Claude Code skills are reusable command files that extend Claude Code with custom workflows. Building an SEO skill lets you run SERP checks, AI Overview monitoring, and keyword research directly from your terminal without leaving your coding environment. The skill calls the Scavio API to fetch live search data and formats it for quick analysis. This tutorial shows how to create a Claude Code skill file, wire it to the Scavio MCP server, and build common SEO research commands.
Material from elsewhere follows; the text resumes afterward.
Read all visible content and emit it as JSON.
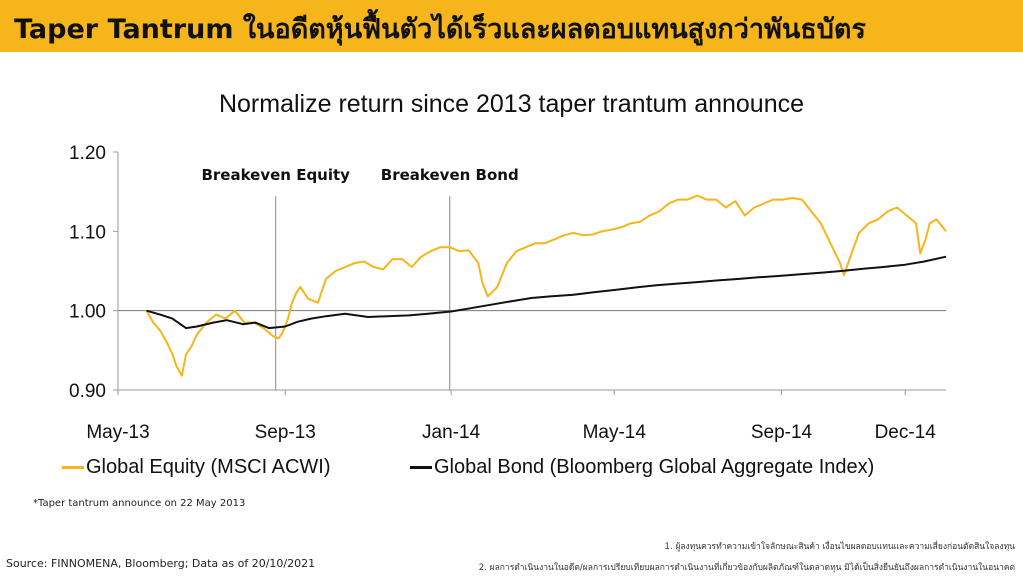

You will have a working skill that checks rankings, monitors AI Overviews, and pulls People Also Ask data on demand.
Prerequisites
- Claude Code CLI installed
- A Scavio API key from scavio.dev
- Basic familiarity with Claude Code skills and MCP
Walkthrough
Step 1: Create the skill directory
Set up the Claude Code skill file structure in your project.
# Create the skill file
mkdir -p .claude/skills
# The skill file defines instructions for Claude Code
# to follow when the skill is invokedStep 2: Configure Scavio MCP
Add the Scavio MCP server to your Claude Code configuration so the skill can access search data.
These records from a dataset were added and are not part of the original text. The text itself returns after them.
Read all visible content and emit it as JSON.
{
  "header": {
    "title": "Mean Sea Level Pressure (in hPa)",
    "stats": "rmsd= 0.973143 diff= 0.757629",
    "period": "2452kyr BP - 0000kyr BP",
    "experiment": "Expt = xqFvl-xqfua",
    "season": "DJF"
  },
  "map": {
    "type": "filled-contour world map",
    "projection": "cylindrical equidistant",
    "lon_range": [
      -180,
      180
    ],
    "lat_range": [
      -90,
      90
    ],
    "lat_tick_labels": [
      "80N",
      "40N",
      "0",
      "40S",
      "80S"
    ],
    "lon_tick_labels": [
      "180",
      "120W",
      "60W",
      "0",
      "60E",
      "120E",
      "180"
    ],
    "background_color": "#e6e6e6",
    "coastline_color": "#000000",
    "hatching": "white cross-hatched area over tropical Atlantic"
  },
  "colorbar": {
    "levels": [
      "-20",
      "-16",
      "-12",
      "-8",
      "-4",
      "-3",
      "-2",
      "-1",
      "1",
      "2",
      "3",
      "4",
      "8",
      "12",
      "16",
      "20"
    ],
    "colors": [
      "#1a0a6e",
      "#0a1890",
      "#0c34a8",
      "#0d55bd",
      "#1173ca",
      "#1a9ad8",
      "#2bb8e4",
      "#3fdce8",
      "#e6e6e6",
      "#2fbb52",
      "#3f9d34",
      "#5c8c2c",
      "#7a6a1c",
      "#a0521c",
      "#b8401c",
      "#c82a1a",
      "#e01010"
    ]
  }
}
# Add to .mcp.json in your project root:
# {
# "mcpServers": {
# "scavio": {
# "url": "https://mcp.scavio.dev/mcp",
# "headers": {
# "x-api-key": "your_scavio_api_key"
# }
# }
# }
# }Step 3: Write the SEO skill instructions
Define the skill prompt that tells Claude Code how to use search data for SEO analysis.
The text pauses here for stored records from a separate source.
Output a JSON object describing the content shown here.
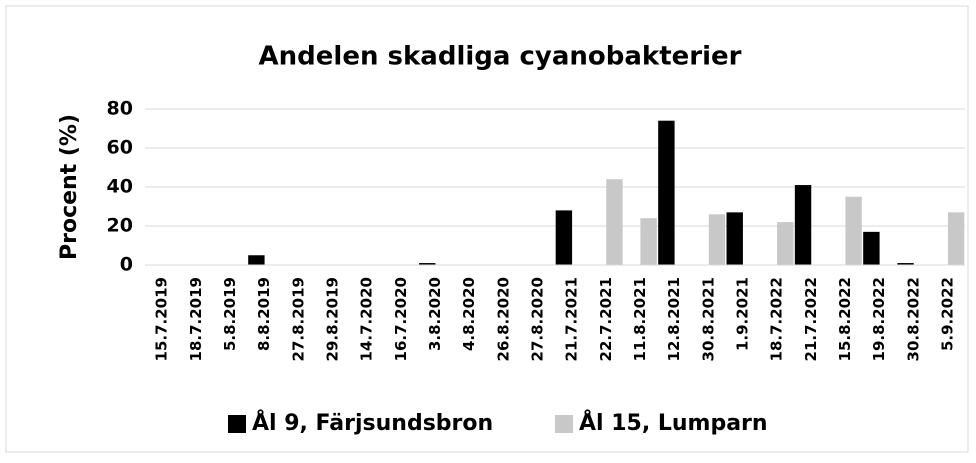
{
  "chart_data": {
    "type": "bar",
    "title": "Andelen skadliga cyanobakterier",
    "y_label": "Procent (%)",
    "categories": [
      "15.7.2019",
      "18.7.2019",
      "5.8.2019",
      "8.8.2019",
      "27.8.2019",
      "29.8.2019",
      "14.7.2020",
      "16.7.2020",
      "3.8.2020",
      "4.8.2020",
      "26.8.2020",
      "27.8.2020",
      "21.7.2021",
      "22.7.2021",
      "11.8.2021",
      "12.8.2021",
      "30.8.2021",
      "1.9.2021",
      "18.7.2022",
      "21.7.2022",
      "15.8.2022",
      "19.8.2022",
      "30.8.2022",
      "5.9.2022"
    ],
    "series": [
      {
        "name": "Ål 9, Färjsundsbron",
        "color": "#000000",
        "values": [
          0,
          0,
          0,
          5,
          0,
          0,
          0,
          0,
          1,
          0,
          0,
          0,
          28,
          null,
          null,
          74,
          null,
          27,
          null,
          41,
          null,
          17,
          1,
          null
        ]
      },
      {
        "name": "Ål 15, Lumparn",
        "color": "#c8c8c8",
        "values": [
          null,
          null,
          null,
          null,
          null,
          null,
          null,
          null,
          null,
          null,
          null,
          null,
          null,
          44,
          24,
          null,
          26,
          null,
          22,
          null,
          35,
          null,
          null,
          27
        ]
      }
    ],
    "ylim": [
      0,
      80
    ],
    "yticks": [
      0,
      20,
      40,
      60,
      80
    ],
    "grid": true,
    "legend": "bottom"
  }
}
# .claude/skills/seo-research.md content:
# When asked to check SEO for a keyword:
# 1. Use scavio search tool with the keyword
# 2. Report organic position if my domain appears
# 3. Check if AI Overview exists and list sources
# 4. List People Also Ask questions
# 5. Suggest content gaps based on top resultsStep 4: Test the skill with Python
Verify the underlying API calls work before relying on the skill.
import os, requests
API_KEY = os.environ["SCAVIO_API_KEY"]
resp = requests.post("https://api.scavio.dev/api/v1/search",
headers={"x-api-key": API_KEY},
json={"platform": "google", "query": "best crm for startups"})
data = resp.json()
print(f"Organic results: {len(data.get('organic_results', []))}")
print(f"AI Overview: {'yes' if data.get('ai_overview') else 'no'}")
print(f"PAA: {len(data.get('people_also_ask', []))}")Python Example
import os, requests
API_KEY = os.environ["SCAVIO_API_KEY"]
def seo_check(keyword):
resp = requests.post("https://api.scavio.dev/api/v1/search",
headers={"x-api-key": API_KEY},
json={"platform": "google", "query": keyword})
data = resp.json()
return {"organic": len(data.get("organic_results", [])),
"aio": bool(data.get("ai_overview")),
"paa": len(data.get("people_also_ask", []))}
print(seo_check("best crm for startups"))JavaScript Example
const H = {"x-api-key": process.env.SCAVIO_API_KEY, "Content-Type": "application/json"};
async function seoCheck(keyword) {
const r = await fetch("https://api.scavio.dev/api/v1/search", {
method: "POST", headers: H,
body: JSON.stringify({platform: "google", query: keyword})
});
const d = await r.json();
return {organic: (d.organic_results||[]).length, aio: !!d.ai_overview,
paa: (d.people_also_ask||[]).length};
}
seoCheck("best crm for startups").then(console.log);Expected Output
A Claude Code skill file that enables terminal-based SEO research using live SERP data, AI Overview checks, and People Also Ask analysis.